Ralph Nader Defends Third-Party Candidates, Calls Political System ‘Spoiled'

The former Green Party candidate dislikes both Clinton and Trump, insisting there are other valid choices

Ralph Nader says he has no plans to run for president again, but the man who some blame for Al Gore's loss to George W. Bush in the 2000 election insists that third-party candidates are still not "spoilers."

The political activist and former candidate dismissed the idea that there are no choices in what is shaping up to be a tight race between Democrat Hillary Clinton and Republican Donald Trump.

Nader pointed to the Green and Libertarian parties as viable options for the presidency, and even advocated people writing in a protest vote, or "your own name in if you have to."

Activists among Democrats and Republicans are fighting against write-in votes, hoping to win as many as possible from outside their parties. But Nader, who recently wrote a book called "Breaking Through Power" for people discouraged by the electoral and political systems, denied that writing in names would count as spoiling the election. 

“The system is spoiled,” Nader told NBC Washington’s Barbara Harrison, “and anybody who wants to run to clean it up should never be called a spoiler.”

The charge is a familiar one to Nader, who some claim would have given Gore a victory in the critical toss-up state of Florida in 2000 if he'd told his supporters to vote for the Democrat. Gore lost the state by a slim margin, though Nader's defenders note there are many factors for Gore's loss, including losing his home state of Tennessee.
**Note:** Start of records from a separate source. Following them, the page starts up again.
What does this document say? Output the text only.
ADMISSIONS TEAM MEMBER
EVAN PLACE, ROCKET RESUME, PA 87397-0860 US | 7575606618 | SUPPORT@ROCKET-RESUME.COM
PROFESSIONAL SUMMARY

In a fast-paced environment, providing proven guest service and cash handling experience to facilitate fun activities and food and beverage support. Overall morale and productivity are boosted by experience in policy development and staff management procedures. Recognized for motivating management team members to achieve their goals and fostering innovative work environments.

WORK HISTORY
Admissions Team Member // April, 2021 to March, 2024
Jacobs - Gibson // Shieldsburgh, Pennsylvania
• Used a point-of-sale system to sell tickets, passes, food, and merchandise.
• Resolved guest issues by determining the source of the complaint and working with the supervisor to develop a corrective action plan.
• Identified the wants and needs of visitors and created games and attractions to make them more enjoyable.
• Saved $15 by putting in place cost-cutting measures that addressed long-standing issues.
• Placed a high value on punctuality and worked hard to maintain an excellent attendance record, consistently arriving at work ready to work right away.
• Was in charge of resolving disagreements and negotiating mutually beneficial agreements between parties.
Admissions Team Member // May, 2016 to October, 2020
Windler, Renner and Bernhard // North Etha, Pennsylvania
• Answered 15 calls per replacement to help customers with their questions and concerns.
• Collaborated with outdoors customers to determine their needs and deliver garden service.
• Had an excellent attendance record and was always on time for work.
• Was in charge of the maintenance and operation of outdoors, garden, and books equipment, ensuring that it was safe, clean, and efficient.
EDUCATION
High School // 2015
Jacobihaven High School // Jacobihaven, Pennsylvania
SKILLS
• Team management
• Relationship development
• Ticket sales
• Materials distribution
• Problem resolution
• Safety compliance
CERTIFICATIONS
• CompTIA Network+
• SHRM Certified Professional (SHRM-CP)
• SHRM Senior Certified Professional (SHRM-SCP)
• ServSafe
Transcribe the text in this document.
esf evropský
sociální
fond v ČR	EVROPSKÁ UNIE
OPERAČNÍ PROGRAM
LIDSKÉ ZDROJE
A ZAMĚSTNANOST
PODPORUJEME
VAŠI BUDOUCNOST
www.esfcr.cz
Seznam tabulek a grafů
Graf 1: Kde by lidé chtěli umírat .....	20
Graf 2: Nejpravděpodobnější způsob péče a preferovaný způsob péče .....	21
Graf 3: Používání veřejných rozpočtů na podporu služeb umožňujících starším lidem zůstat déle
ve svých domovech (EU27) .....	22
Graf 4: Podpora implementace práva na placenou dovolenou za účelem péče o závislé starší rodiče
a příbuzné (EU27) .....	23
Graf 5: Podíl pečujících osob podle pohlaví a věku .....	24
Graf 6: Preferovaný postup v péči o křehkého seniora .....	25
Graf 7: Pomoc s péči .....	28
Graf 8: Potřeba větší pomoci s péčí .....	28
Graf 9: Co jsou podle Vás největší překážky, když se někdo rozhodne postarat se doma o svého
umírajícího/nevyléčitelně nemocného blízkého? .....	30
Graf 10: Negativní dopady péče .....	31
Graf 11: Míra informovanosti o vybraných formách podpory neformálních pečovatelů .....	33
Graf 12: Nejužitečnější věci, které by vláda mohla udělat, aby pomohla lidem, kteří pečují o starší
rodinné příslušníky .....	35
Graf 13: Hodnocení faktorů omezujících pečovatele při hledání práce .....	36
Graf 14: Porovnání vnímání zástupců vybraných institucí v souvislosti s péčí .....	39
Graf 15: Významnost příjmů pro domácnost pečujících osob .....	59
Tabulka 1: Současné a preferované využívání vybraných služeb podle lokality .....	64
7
Nader told NBC Washington that in this election, both the leading candidates are highly flawed, agreeing with a statement former Secretary of State Colin Powell made in leaked emails that Clinton has “a lot of hubris” that gets her into trouble.

“She’s not transformational, as he said,” Nader added.

But Nader called the prospect of a Trump presidency dangerous because of a tendency to lash out when his "ego's been ruffled." 

“If you take his personal lack of impulse control, everything is his ego,” Nader said. “You have a foreign leader that criticized him, he’ll go nuts.”